The Codio project contains the eight training data files in English, Finnish, French, German, Hungarian, Italian, Portuguese and Spanish, a file of text in different languages to use for testing (Text for Testing.txt), and a sample program that reads from a file and does letter counts (countInputCharsFromFile.cpp) very similar to the one we discussed in class.  This set of files is also include at the bottom of this page in Archive.zip for those working in a different programming environment before uploading to Codio. 

Added Oct 5: In this program we are not attempting to count standard alphabetical characters.  It would be possible (again, though not required here!) to handle multi-byte inputs of languages such as Chinese, Korean, Japanese, or Hebrew, using the multi-byte UTF-8 format, explained at https://en.wikipedia.org/wiki/UTF-8.

Added Oct 6: I suggest you only compare characters that *are* present in the pasted-in input.

Added Oct 14: Codio is currently not working to test and submit your programs.  We will instead be using Zybooks to validate the running of your program, in section 7.7 Program 3: Which Language.  You will need to develop your program in Codio as we've been doing and test it there to ensure it is correct.  Then copy and paste it into the solution window in Zybooks section 7.7.  While in Develop mode you can test your program in that environment.  Once you are convinced it is running correctly, select the Submit mode button, and then the orange Submit for Grading button, which will run the tests.  For this particular program you can test it as many times as you would like.

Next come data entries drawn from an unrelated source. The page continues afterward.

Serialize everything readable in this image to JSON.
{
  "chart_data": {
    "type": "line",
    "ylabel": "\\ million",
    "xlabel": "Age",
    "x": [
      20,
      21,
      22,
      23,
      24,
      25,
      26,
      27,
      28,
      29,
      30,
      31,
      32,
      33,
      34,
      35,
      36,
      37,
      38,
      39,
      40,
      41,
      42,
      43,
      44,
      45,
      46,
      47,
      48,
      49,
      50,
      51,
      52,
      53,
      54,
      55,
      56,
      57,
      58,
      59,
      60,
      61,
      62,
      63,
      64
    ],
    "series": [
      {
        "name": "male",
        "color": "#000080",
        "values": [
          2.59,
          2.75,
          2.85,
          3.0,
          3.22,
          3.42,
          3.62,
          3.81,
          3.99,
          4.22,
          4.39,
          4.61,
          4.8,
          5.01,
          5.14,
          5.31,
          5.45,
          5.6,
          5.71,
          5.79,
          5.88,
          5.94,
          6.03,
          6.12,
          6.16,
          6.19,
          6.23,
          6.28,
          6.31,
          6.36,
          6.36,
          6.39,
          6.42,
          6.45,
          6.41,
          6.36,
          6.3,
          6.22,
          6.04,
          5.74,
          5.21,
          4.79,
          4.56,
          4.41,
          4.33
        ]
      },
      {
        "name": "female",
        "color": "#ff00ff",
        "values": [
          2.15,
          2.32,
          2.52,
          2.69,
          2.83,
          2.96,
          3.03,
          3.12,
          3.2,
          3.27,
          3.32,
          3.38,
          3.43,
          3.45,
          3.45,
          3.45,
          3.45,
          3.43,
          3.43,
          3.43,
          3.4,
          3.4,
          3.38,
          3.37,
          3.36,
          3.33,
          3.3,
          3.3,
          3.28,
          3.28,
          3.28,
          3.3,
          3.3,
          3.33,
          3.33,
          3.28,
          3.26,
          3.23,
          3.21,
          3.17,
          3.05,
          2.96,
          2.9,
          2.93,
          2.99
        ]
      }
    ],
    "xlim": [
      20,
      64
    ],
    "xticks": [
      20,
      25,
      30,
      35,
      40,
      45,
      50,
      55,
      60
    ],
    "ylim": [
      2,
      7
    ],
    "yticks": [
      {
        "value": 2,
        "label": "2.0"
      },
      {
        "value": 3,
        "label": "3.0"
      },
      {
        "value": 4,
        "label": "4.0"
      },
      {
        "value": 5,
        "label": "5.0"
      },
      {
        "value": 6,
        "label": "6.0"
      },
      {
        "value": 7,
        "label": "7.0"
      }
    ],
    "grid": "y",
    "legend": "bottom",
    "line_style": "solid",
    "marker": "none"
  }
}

Other runs of the program (with the intermediate tables of counts omitted) give the following results, where the first five give the correct language, and the last three don't:

Correct:

Fewer hours of sleep on an average school night 

Language is English

Päivän lakko kohdistuu suuriin työnantajiin

Language is Finnish

Sie ist keine typische Physik-Nobelpreisträgerin.

Language is German

A miniszterelnök a Kossuth Rádiónak adott pénteki interjújában nagyon fontosnak

Language is Hungarian

La riduzione strutturale del debito viene fissato

Language is Italian

Incorrect:

El director del Instituto Politécnico Nacional, Mario Alberto Rodríguez Casas

Language is Italian

Voilà Roche et Aznavour intégrés dans la petite cour de celle qu'ils appellent tous 

Language is Italian

Pautas que, tradicionalmente, têm sido mais associadas à esquerda.

Language is French

Refining the distance formula affects the correctness of results. Not surprisingly languages that are somewhat similar (French, Italian, Portuguese, Spanish) tend to get confused with each other when providing shorter samples of user input text. The longer the text to be analyzed, the more accurate the results of the program.

Grading Rubric for the 45 Style Points (updated 10/11)

(20%)  Identifier (variable and function) names are meaningful, in camelCase.

(20%)  Comments. Every section of code (but not every line!) must be commented.

(25%)  Functional Decomposition

(25%)  Appropriate data, looping and decision structures are used

(10%) Indentation represents logical meaning. At most a single blank line within a function, and at most two blank lines between functions.